Morrison challenges conventional understandings of race and racism by presenting Mary and
Twyla’s racism in a nonspecific way. The reader cannot be sure if they are prejudiced toward white
people or black people, a fact that points to the arbitrary social construction of race and racism in
the first place. This in turn forces the reader to confront their own assumptions and prejudices
about race. Although Roberta cannot read and thus is obstructed from understanding
much of the world around her, she has a particular talent for understanding Twyla. The
girls’ connection is fused through their exclusion by the rest of the children at the
shelter, which is representative of the broader exclusion the children at St. Bonny’s face
as poor, parentless, and vulnerable figures in a world filled with “normal” families. The
children at St. Bonny’s act tough, but Morrison continuously drops reminders of the
neglect and abuse they have suffered in their homes. While Twyla has some
understanding of the fact that the older girls are also vulnerable, she cannot afford to
seem as such because they are cruel to her. Throughout the story, vulnerable people
often take out their anger and fear on those who are weaker than them. Twyla’s
statement that she dreamed about the orchard establishes it as an important symbol in
the story, even if Twyla herself is not consciously aware of its significance yet. The
orchard’s meaning is steadily revealed as it troubles her conscience in later passages. In
some ways, Maggie’s disabilities seem to be reflections of the issues facing those
around her. Like the children at St. Bonny’s who do not have any power or agency within
their own lives, Maggie cannot communicate, and thus ends up a passive presence who
cannot fight the horrible things done to her. Similarly, the way she walks connects her to
Mary’s dancing, which Twyla then subconsciously turns into a “disease” by comparing it
to Roberta’s mother’s illness. As with the two main characters, Maggie’s race is left
ambiguous, described only as “sandy-colored. Like Maggie and Mary, Roberta’s mother
carries her “abnormality” within her very physical presence. Everything about her is
larger-than-life, making her seem like a somewhat mythical, unreal figure. At the same
time, we never learn her name or hear a single word she says; her personality, along
with her illness, remain a mystery throughout the story. The only thing that is clear is
that she is the opposite of Mary. Once again, Roberta has undergone a total transformation.

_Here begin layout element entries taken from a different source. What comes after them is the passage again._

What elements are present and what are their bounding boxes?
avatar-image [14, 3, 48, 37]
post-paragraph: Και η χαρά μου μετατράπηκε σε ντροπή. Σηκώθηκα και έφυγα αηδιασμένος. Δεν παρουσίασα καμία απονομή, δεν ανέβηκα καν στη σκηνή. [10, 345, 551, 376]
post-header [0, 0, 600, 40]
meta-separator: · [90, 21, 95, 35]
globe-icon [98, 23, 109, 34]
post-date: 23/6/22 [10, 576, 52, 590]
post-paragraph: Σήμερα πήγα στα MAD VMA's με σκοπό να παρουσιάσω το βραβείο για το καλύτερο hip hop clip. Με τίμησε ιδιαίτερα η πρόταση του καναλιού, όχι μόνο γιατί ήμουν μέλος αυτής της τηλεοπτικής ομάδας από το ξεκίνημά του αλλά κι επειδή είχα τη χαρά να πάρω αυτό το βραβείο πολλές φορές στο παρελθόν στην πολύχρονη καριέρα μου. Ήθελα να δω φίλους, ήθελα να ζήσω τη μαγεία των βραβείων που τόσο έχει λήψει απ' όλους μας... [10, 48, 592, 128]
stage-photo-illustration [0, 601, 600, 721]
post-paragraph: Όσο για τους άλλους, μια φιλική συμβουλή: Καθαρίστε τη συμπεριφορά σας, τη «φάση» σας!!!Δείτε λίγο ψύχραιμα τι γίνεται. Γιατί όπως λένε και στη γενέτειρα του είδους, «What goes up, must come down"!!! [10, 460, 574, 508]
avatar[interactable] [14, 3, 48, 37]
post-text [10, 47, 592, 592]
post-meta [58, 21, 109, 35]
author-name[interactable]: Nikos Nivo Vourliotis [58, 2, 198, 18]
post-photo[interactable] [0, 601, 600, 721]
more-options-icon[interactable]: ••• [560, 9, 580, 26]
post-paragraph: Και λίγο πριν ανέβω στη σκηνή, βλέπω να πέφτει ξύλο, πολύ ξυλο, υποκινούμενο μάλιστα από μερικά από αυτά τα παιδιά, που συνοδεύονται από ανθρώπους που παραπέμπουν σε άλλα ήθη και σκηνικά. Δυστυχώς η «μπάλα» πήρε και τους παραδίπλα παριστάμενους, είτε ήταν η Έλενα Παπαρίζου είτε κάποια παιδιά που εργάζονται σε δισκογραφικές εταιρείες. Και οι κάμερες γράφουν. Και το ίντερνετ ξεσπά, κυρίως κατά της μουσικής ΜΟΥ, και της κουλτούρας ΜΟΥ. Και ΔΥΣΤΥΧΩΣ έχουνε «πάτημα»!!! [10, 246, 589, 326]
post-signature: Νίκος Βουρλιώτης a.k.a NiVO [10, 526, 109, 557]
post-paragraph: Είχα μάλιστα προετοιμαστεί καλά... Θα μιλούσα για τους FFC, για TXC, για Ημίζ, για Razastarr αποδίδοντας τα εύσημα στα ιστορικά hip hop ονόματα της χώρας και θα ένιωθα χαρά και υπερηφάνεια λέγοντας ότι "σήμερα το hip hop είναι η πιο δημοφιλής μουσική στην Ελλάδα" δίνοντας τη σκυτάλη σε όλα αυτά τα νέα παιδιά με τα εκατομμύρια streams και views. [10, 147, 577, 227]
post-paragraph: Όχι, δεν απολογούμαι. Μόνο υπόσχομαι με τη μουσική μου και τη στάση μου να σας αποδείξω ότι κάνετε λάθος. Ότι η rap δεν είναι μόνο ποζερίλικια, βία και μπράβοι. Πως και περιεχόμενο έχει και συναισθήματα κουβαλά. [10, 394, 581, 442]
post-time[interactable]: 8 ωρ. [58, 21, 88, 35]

Her clothes and groceries indicate that she is now wealthy, but still do not determine her race.
Note that while the women now live in the same town, they are divided by economic (and likely
also racial) segregation. While as children they were equals in their exclusion, there is now a
distinct divide between Twyla and Roberta. The juxtaposition of Roberta’s statement that she
now has servants and the discussion about Maggie suggests that Roberta may feel a
greater sense of guilt because of her current privileged position in society. Unlike Twyla,
Roberta is less forgiving of the gar girls, and instead is horrified by the fact that they
chose to push and kick Maggie, who is totally vulnerable because of her disabilities. Also
note that even though Roberta is finally literate, she shows off her ability in a childish
manne, Once again, Morrison manages to depict racial tension between the two women
without actually revealing which of them is white and which is black. In doing so, she
shows how both black people and white people can be dissuaded from interacting with
others of a different race on account of broader tensions around them. Twyla’s
contrasting opinion—that the 1960s were a time of racial mixing and (relative) harmony,
at least among young people—shows that the ability to perceive racial tensions often
depends on one’s particular position in society.